尚川却未多想,闻言又谢一遍,而后坦荡告辞。
回得府来,谷梁初听梁健复述一遍经过,惊讶笑道,“想到你会厉害,没想到你竟这么厉害。”
弓捷远并不想笑,累了一般歪进椅里,“不是你让我去痛快痛快?狐假虎威,有甚值得夸耀?”
谷梁初见他似不高兴,示意梁健去了,慢慢走到椅边,“可曾痛快没有?怎么有些蔫儿呢?”
“快意一瞬。”弓捷远也不说谎,“想到自己不过借着王府名头抖抖你的威风,又没意思。”
谷梁初闻言便又轻笑,“快意从来一瞬,长了伤身损骨,并无好处。”
弓捷远不愿意接这种意有所指的话,便只垂着眼睛,不吭气儿了。
谷梁初慢慢收敛笑意,无声轻叹一下,“捷远,你到底想要什么?”
弓捷远虚着视线发一刹呆,然后抬目看看立在身边的人,“这个尚川实是混蛋,不教为他,咱们还在庄里待着,总比府中宽敞惬意。”
谷梁初伸指顺顺他额鬓绒发,声音放得十分低缓,“你便厌这王府,也得忍耐一些时日。不是明天就是后日,父皇该找我了。
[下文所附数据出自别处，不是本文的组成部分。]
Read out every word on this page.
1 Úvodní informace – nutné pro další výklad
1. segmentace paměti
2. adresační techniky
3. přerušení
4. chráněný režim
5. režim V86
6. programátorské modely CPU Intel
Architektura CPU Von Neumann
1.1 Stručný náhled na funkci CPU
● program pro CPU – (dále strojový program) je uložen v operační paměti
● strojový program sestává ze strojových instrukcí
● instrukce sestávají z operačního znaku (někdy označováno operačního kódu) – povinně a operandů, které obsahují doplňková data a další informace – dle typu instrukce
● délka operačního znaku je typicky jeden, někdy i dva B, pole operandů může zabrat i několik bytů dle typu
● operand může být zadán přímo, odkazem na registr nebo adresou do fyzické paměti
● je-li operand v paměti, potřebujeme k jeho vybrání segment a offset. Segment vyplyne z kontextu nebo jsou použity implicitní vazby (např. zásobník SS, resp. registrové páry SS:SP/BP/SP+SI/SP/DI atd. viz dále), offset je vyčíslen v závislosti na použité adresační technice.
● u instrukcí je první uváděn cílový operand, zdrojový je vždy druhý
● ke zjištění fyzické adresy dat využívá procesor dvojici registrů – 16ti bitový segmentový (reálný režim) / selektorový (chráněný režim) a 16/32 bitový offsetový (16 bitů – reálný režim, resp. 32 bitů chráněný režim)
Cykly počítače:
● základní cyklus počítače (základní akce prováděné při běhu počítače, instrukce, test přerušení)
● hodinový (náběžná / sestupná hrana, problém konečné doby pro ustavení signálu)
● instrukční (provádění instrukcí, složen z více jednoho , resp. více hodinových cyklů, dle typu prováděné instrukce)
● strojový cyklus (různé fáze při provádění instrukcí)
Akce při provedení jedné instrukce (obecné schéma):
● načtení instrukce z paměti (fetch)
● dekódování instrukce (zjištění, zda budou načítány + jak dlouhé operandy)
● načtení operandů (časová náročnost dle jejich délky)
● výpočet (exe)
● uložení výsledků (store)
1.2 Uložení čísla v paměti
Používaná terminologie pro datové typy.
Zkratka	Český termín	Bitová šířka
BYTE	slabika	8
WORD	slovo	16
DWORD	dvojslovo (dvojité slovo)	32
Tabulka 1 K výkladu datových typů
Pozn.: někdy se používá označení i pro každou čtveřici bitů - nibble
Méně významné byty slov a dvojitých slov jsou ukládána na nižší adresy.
”
“昨日不是刚进宫吗?”弓捷远不大理解,“咱们这位新皇百废待兴日理万机,作甚总要盯着儿子用力?”
谷梁初似喟似叹地道,“什么叫做孤家寡人?父皇便再刚愎,身边只是无官可用,哪有不着急的?孤虽不在朝堂,又能当真离得朝堂?”
弓捷远盯着这个肃起笑容的人细看,心尖微微颤了一下。从前没有兴致认真观察,更谈不上欣赏,如今关系毕竟不同,瞧瞧倒真有些倜傥之意。
心里悄悄升出少许宽慰——能与弓挽同榻而眠的人,幸不是个草包俗物。纵然可恶可恨,毕竟不是令人作呕之徒。
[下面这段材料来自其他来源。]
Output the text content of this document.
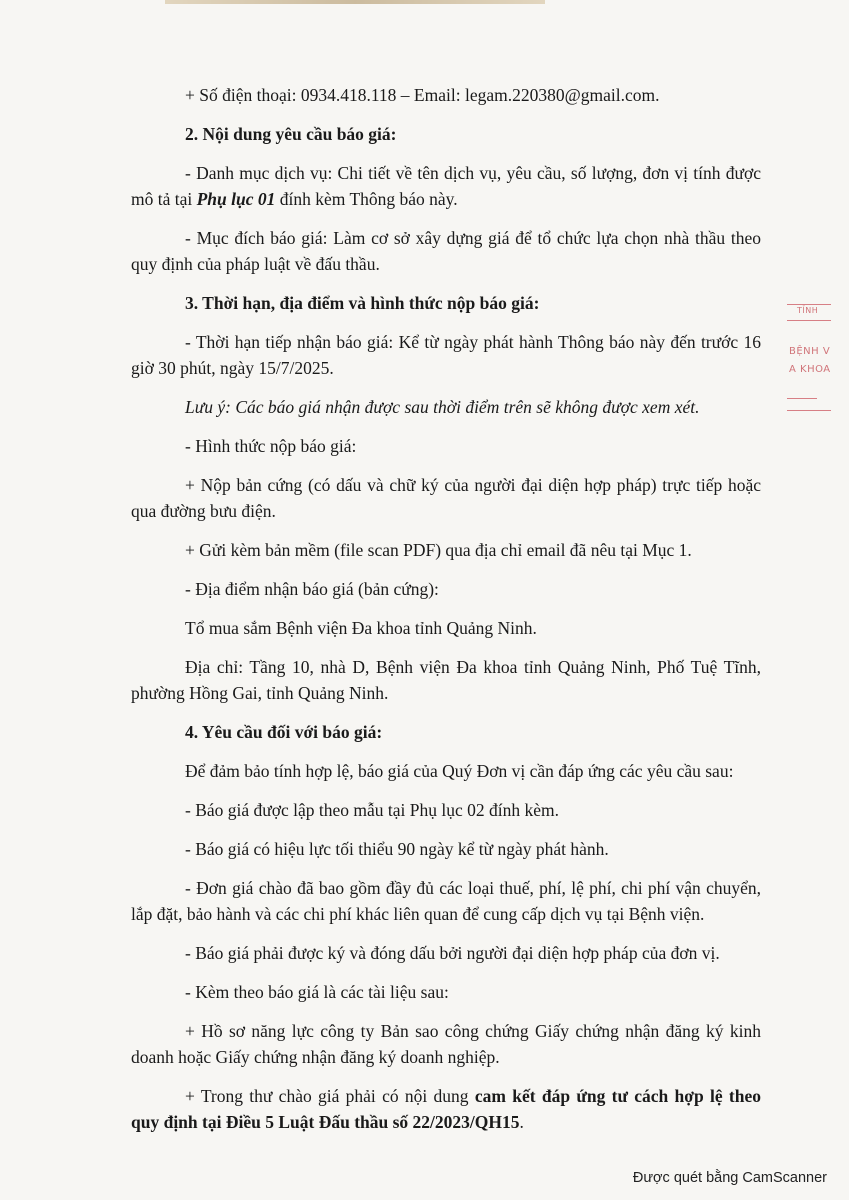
+ Số điện thoại: 0934.418.118 – Email: legam.220380@gmail.com.

2. Nội dung yêu cầu báo giá:

- Danh mục dịch vụ: Chi tiết về tên dịch vụ, yêu cầu, số lượng, đơn vị tính được mô tả tại Phụ lục 01 đính kèm Thông báo này.

- Mục đích báo giá: Làm cơ sở xây dựng giá để tổ chức lựa chọn nhà thầu theo quy định của pháp luật về đấu thầu.

3. Thời hạn, địa điểm và hình thức nộp báo giá:

- Thời hạn tiếp nhận báo giá: Kể từ ngày phát hành Thông báo này đến trước 16 giờ 30 phút, ngày 15/7/2025.

Lưu ý: Các báo giá nhận được sau thời điểm trên sẽ không được xem xét.

- Hình thức nộp báo giá:

+ Nộp bản cứng (có dấu và chữ ký của người đại diện hợp pháp) trực tiếp hoặc qua đường bưu điện.

+ Gửi kèm bản mềm (file scan PDF) qua địa chỉ email đã nêu tại Mục 1.

- Địa điểm nhận báo giá (bản cứng):

Tổ mua sắm Bệnh viện Đa khoa tỉnh Quảng Ninh.

Địa chỉ: Tầng 10, nhà D, Bệnh viện Đa khoa tỉnh Quảng Ninh, Phố Tuệ Tĩnh, phường Hồng Gai, tỉnh Quảng Ninh.

4. Yêu cầu đối với báo giá:

Để đảm bảo tính hợp lệ, báo giá của Quý Đơn vị cần đáp ứng các yêu cầu sau:

- Báo giá được lập theo mẫu tại Phụ lục 02 đính kèm.

- Báo giá có hiệu lực tối thiểu 90 ngày kể từ ngày phát hành.

- Đơn giá chào đã bao gồm đầy đủ các loại thuế, phí, lệ phí, chi phí vận chuyển, lắp đặt, bảo hành và các chi phí khác liên quan để cung cấp dịch vụ tại Bệnh viện.

- Báo giá phải được ký và đóng dấu bởi người đại diện hợp pháp của đơn vị.

- Kèm theo báo giá là các tài liệu sau:

+ Hồ sơ năng lực công ty Bản sao công chứng Giấy chứng nhận đăng ký kinh doanh hoặc Giấy chứng nhận đăng ký doanh nghiệp.

+ Trong thư chào giá phải có nội dung cam kết đáp ứng tư cách hợp lệ theo quy định tại Điều 5 Luật Đấu thầu số 22/2023/QH15.

TỈNH
BỆNH V
A KHOA
Được quét bằng CamScanner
“云楼的离人泪徒有其名!” 弓捷远有些不着边际地说,“远远不如点绛唇呢!”
谷梁初听了伸指抚抚他的唇尖,“虽不能饮,倒是会品。晚膳与你倒上一杯。”
翌日过了早朝,果有传旨太监入府来宣口谕,言说皇上诏命朔亲王爷乾清宫里共进午膳。
谷梁初先回寝殿去换衣服,趁空嘱咐弓捷远说,“孤不在家,你自己也要好好吃东西,如此伤才能好得实在。独个儿用不香甜,便去瞻儿那里凑凑,不可任性糊弄。”
弓捷远皱着眉道,“我还不会吃饭?却把谷矫梁健都带走去,莫在跟前总看着我。”
谷梁初也不计较他的态度,反而安抚地说,“勿需担忧,父皇不会为难孤的。”
弓捷远并不承情,“我有什么可担忧的?你们亲爹亲儿子的,好了恼了都是爷俩私事,与我这个外人什么干系?”
谷梁初不再多说,仍旧留下谷矫看着王府,只带梁健进宫去了。
缺了一个王爷如同缺了好多个人,府里显得异常安静,弓捷远自己翻了一会儿《柳下记》,只觉心浮气躁看不进去,便丢了书往后院去。
谷梁瞻关在文师父屋里读书作文,弓捷远不去扰他,立在厅里摸了会儿棋,打发明显站不住的弓石,“你莫在我这里抖手换脚,动个不停让人心烦!自己出去晃荡。”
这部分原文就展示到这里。